À l'écoute de Zone 58 , une création sonore de Gaspard Audouin, Jacques Lemaire et Maxime Renaud, on découvre des strates de vie cachées. Ce docu-fiction nous révèle des imaginaires urbains oubliés et déjà bientôt effacés des mémoires par l'ouverture de Brucity, le nouveau centre administratif de la ville de Bruxelles… jusqu'aux prochains travaux.
Au commencement, un son sombre et sourd. Un son abyssal, à l'instar du vide laissé en plein milieu de Bruxelles lors de la destruction du parking 58. Ce bâtiment initialement construit en vue de l'exposition universelle de 1958 révèle par sa disparition tout un lot de questionnements urbains.
Dans Zone 58 ‒ titre dont la référence à la Zone 51 appuie déjà l'idée d'une chose cachée, d'un possible irréel ‒ toutes ces problématiques sont amenées subtilement par l'usage de voix multiples. Celles-ci permettent des changements de registre rapides, qui donnent du rythme au podcast et l'expression de ressentis divers face à ce lieu étrange, comme en suspens. On y entend de la colère, se mêlent une peur du changement et un agacement envers la gestion urbanistique moderne, mais aussi beaucoup d'inventivité face à ce que cet endroit pourrait devenir : une piscine naturelle, une grande cabane, une forêt souterraine, un centre d'art…
Les parties un peu cut du montage audio servent finement le propos, appuient l'idée d'un Bruxelles fouillis, foisonnant, un peu bordélique. L'idée revient dans les entretiens que ce trou à ciel ouvert, au moins, brise l'aspect de plus en plus aseptisé de la capitale.

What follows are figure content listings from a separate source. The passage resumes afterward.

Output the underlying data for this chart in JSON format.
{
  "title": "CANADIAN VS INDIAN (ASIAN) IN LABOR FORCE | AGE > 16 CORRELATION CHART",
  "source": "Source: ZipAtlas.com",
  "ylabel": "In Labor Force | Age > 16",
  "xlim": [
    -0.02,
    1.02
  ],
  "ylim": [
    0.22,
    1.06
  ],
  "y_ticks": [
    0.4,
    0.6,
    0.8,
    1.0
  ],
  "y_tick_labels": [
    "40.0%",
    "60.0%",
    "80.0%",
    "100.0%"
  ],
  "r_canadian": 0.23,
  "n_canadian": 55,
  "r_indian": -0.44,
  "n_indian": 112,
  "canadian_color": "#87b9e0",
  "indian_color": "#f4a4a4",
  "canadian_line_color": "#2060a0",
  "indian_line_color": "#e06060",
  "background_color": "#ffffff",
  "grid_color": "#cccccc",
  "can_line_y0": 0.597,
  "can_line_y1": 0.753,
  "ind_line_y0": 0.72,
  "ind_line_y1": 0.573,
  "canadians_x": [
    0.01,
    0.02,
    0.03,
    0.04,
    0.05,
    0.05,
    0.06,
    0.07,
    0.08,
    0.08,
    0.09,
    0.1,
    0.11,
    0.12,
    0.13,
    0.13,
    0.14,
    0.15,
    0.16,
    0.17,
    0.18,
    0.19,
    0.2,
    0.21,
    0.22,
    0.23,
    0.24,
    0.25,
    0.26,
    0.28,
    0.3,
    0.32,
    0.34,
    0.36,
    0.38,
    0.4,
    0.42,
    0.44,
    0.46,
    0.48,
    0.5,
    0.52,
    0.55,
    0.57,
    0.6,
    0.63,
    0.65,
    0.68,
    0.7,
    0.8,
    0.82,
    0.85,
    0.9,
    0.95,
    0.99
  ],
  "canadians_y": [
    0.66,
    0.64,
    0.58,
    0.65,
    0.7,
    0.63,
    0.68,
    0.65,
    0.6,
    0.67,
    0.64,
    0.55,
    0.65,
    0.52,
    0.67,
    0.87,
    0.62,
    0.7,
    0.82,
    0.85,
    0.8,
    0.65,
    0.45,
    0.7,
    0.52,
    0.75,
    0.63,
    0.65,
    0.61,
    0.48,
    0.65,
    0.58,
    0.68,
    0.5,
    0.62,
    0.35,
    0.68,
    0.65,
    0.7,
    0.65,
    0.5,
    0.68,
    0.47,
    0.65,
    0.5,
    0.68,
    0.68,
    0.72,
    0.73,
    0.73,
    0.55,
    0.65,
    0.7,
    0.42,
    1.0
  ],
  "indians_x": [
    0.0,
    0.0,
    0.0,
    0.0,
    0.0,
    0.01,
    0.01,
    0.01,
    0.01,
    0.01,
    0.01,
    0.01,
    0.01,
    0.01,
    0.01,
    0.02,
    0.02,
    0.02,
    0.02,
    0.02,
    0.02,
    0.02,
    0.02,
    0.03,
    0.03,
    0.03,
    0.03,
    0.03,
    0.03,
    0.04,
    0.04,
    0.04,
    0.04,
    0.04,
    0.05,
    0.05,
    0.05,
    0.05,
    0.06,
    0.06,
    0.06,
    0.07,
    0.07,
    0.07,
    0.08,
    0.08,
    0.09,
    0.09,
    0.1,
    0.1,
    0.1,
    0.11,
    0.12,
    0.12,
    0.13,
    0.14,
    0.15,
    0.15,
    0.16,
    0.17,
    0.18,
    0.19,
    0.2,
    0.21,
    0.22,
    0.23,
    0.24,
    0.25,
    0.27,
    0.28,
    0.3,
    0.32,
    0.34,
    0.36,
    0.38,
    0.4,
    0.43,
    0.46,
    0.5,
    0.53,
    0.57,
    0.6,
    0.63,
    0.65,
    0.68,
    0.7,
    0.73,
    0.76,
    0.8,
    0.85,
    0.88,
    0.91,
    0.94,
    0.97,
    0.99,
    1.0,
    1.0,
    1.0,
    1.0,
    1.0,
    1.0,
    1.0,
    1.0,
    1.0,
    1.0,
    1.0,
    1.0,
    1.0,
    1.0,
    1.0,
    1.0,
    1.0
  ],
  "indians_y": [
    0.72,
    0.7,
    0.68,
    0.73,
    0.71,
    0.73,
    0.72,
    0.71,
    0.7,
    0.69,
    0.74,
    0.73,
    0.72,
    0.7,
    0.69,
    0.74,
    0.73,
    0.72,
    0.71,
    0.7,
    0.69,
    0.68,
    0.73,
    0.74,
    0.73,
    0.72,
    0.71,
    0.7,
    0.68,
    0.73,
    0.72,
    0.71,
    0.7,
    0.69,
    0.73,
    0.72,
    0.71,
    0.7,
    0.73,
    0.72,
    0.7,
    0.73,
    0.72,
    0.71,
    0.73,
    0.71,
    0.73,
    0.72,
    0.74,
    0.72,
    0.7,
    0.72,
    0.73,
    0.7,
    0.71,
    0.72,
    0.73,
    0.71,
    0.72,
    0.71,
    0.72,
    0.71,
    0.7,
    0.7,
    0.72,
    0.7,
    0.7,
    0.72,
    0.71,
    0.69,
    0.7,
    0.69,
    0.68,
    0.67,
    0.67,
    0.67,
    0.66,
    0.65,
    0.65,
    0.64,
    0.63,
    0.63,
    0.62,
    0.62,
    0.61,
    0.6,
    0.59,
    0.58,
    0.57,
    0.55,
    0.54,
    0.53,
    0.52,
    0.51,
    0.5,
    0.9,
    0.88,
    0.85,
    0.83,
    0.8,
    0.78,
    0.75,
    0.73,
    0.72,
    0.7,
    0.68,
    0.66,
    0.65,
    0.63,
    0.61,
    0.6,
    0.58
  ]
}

« On a envie de crier dans ce truc » dit l'un. Un autre trouve que ce vide ouvre la ville, l'allège. Ça libère la vue et les corps.
On voudrait presque la laisser comme ça, cette place, comme un chantier éternel qui nous connecte au passé et laisse l'imaginaire du futur ouvert, parce qu'avec la bruxellisation c'est tout un jeu de tissu vivant que l'on perd. À bétonner à tout va, on est en train de construire des cités pleines de barrières entre les vivants.
Dans ce podcast, les voix des gens du quartier, des experts et des médias se mêlent joyeusement comme des avis qui auraient la même valeur narrative. Les voix qui se mélangent sont aussi celles du réel et de la fiction, car plus on avance dans cette pièce, plus on sombre de l'une à l'autre.
La voix du réel documente, la voix de la fiction... documente aussi à sa manière. Elle parle des espoirs et des mythes qui font ‒ aussi ‒ ville.
Au milieu du chantier un passé apparaît, en creux. Sous le parking 58, on découvre des traces de la rivière perdue de Bruxelles : la Senne.
Cette rivière oubliée autour de laquelle la capitale est née a disparu en sous-sol il y a 150 ans à l'initiative du bourgmestre Jules Anspach. À l'instar des travaux haussmanniens à Paris, le voûtement de la Senne avait pour but de transformer des quartiers labyrinthiques et populaires en centre-ville moderne et bourgeois.
Entre les décombres se devinent les anciens quais, on y retrouve des objets vieux de plusieurs siècles. Une archéologue parle des négatifs de chaussures trouvés à certains niveaux de la fouille. À l'écouter, c'est en fait toute une vie en négatif que l'on redécouvre.
Et, dans le podcast, le soir de la fête nationale, l'eau qui avait été enfermée sous la ville resurgit. Les habitant.e.s se retrouvent alors à s'interroger sur cet invisible qui se trouve sous nos pieds.
À travers leurs témoignages, la fiction se mêle petit à petit au réel mais cela de manière tout à fait crédible car finalement, peu importe ce qui est véridique, ce qui compte ici sont les histoires que l'on se raconte pour continuer à exister ensemble dans la ville.